WikiP confirmed it later: yellow five-pointed star on red background—the flag of honourable Vietnam.
A couple of verses of what must have been the national anthem followed, prompted again by the title provided by Wiki. Phuong perhaps knew the whole, but she couldn't be persuaded.
Ho Chi Min - SG return was $SG170. A few million dong. Perhaps even tens of millions in the Vietnamese currency. One red Singaporean ten dollar note equaled four or five 100,000 dong notes, a 200,000 note and one or two additional smaller denominations. Phuong's bulging purse was crammed with mainly Vietnamese dong.
Hmm! she nodded decisively. It was so. Difficult for a foreigner to believe perhaps.
An Indonesian hundred rupiah note it might have been added up to five twenty cent Singaporean coins. Nothing more. Another weak currency.
A strong jaw and broad forehead accentuated Phuong's resolute replies. Phuong was not one of the delicate flower girls who hung around the karaoke place at the base of the hotel. She was thirty-eight; stout, firm sort. Rambunctious possibly in youth; dependable and reliable now.
Uncle Ho Chi Min seemed to feature on all the Vietnamese notes, each denomination Phuong brought out of her purse and displayed. It was the well-known portrait of the calm, benign leader who had started his rebellion against the French. Uncle Ho in his late fifties, perhaps, from the time of the war, receding hair and goatee. Phuong knew Ho's original name too, the name he had been assigned at birth. Uncle Ho had been a Nguyen.
Same, same, Phuong explained.
Again Wikipedia clinched the it.
For equivalence Phuong used same, same. It was possible she was able to decipher the tee-shirt favoured by the young teenagers that bore the message.

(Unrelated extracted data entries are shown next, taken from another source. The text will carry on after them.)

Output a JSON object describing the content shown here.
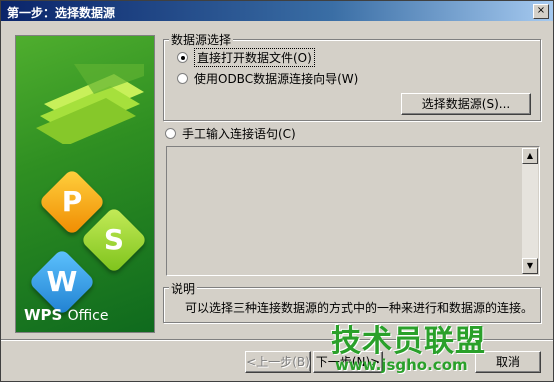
{
  "window": {
    "title": "第一步：选择数据源",
    "close_glyph": "×"
  },
  "art": {
    "letters": [
      "P",
      "S",
      "W"
    ],
    "brand": "WPS",
    "brand_suffix": "Office"
  },
  "source_group": {
    "legend": "数据源选择",
    "option_open_file": "直接打开数据文件(O)",
    "option_odbc": "使用ODBC数据源连接向导(W)",
    "select_button": "选择数据源(S)...",
    "selected": "open_file"
  },
  "manual": {
    "label": "手工输入连接语句(C)",
    "value": ""
  },
  "scrollbar": {
    "up_glyph": "▲",
    "down_glyph": "▼"
  },
  "help": {
    "legend": "说明",
    "text": "可以选择三种连接数据源的方式中的一种来进行和数据源的连接。"
  },
  "footer": {
    "back_label": "<上一步(B)",
    "next_label": "下一步(N)>",
    "cancel_label": "取消"
  },
  "watermark": {
    "text": "技术员联盟",
    "url": "www.jsgho.com"
  }
}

Some kind of waitressing job was held somewhere in Ho Chi Min city. The Malay makan she knew. Phuong had been to Singapore numerous times. She was staying with a friend in the Malay quarter of Joo Chiat. Thirty day visas was the arrangement for the Viet girls. The pattern seemed to be a month here and then two back home.
Makan, with the usual gesture of the three fingers brought to the mouth that the old Chinese without English waiting on the tables of the food stalls used for foreigners.

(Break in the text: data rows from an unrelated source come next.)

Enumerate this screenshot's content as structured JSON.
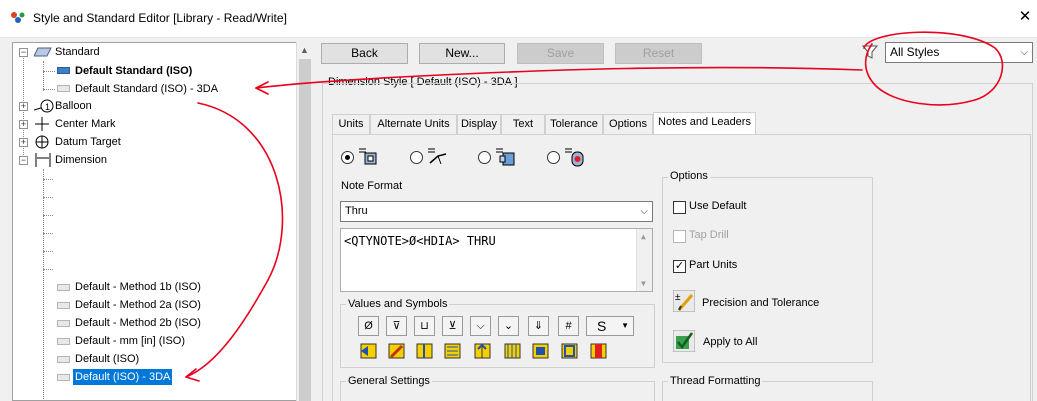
{
  "window": {
    "title": "Style and Standard Editor [Library - Read/Write]",
    "close_glyph": "✕"
  },
  "tree": {
    "nodes": [
      {
        "label": "Standard",
        "icon": "standard-icon",
        "expanded": true
      },
      {
        "label": "Default Standard (ISO)",
        "bold": true
      },
      {
        "label": "Default Standard (ISO) - 3DA"
      },
      {
        "label": "Balloon",
        "icon": "balloon-icon",
        "expanded": false
      },
      {
        "label": "Center Mark",
        "icon": "center-mark-icon",
        "expanded": false
      },
      {
        "label": "Datum Target",
        "icon": "datum-target-icon",
        "expanded": false
      },
      {
        "label": "Dimension",
        "icon": "dimension-icon",
        "expanded": true
      },
      {
        "label": "Default - Method 1b (ISO)"
      },
      {
        "label": "Default - Method 2a (ISO)"
      },
      {
        "label": "Default - Method 2b (ISO)"
      },
      {
        "label": "Default - mm [in] (ISO)"
      },
      {
        "label": "Default (ISO)"
      },
      {
        "label": "Default (ISO) - 3DA",
        "selected": true
      }
    ]
  },
  "toolbar": {
    "back_label": "Back",
    "new_label": "New...",
    "save_label": "Save",
    "reset_label": "Reset",
    "filter_value": "All Styles"
  },
  "dimension_style": {
    "group_title": "Dimension Style [ Default (ISO) - 3DA ]",
    "tabs": [
      "Units",
      "Alternate Units",
      "Display",
      "Text",
      "Tolerance",
      "Options",
      "Notes and Leaders"
    ],
    "active_tab": "Notes and Leaders"
  },
  "note_format": {
    "label": "Note Format",
    "selected_type": "Thru",
    "text": "<QTYNOTE>Ø<HDIA> THRU"
  },
  "values_and_symbols": {
    "label": "Values and Symbols",
    "row1": [
      "Ø",
      "⊽",
      "⊔",
      "⊻",
      "⌵",
      "⌄",
      "⇓",
      "#"
    ],
    "dropdown_symbol": "S"
  },
  "options": {
    "label": "Options",
    "use_default": "Use Default",
    "tap_drill": "Tap Drill",
    "part_units": "Part Units",
    "precision": "Precision and Tolerance",
    "apply_all": "Apply to All"
  },
  "general_settings_label": "General Settings",
  "thread_formatting_label": "Thread Formatting",
  "colors": {
    "selection": "#0078d7",
    "annotation": "#e8001c"
  }
}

Following the fingers-to-mouth, Phuong's hand went out roundabout, doling out the plates. Waitressing seemed to cover it. Not cooking and certainly not running an eatery of her own. Were that the case no need for the regular Sing resort.
Yet Phuong had visited Hanoi. The airfare to Hanoi seemed to be the equivalent of that to Singapore. Phuong had not visited Hanoi for work, no. Pointing to her eyes and taking the sight outward. Touring her own country. Constrained as Phuong's circumstances were, domestic tourism was still within reach.
What she thought of America could not be conveyed. A number of times the attempted enquiry had been trialled. No doubt Phuong had never been asked that question before. Did the common people truly forgive the Americans, as claimed by various sources? After all the devastation? All that unspeakable devastation that still produced victims two generations later? How was that possible? How much credence could one give it?
The Montenegrins still retained a powerful abhorrence of the Turks more than ten generations later. Difficult as it is to comprehend for those unfamiliar with foreign domination and all it brought.
Both Phuong's parents were dead. Death in English she knew.
Died, died. The hand up into the air denoting vanishing.
At thirty-eight herself, the war was an unlikely cause.
The young son of Phuong’s was looked after back home during her absences by someone we couldn't establish. The father it was not, nor siblings seemingly. Five fingers one hand and three the other: the boy was eight. For other, larger order numbering we used pen and paper. Accommodation immediately offered in HoChiMin. On arrival Phuong should be telephoned. No money, no money.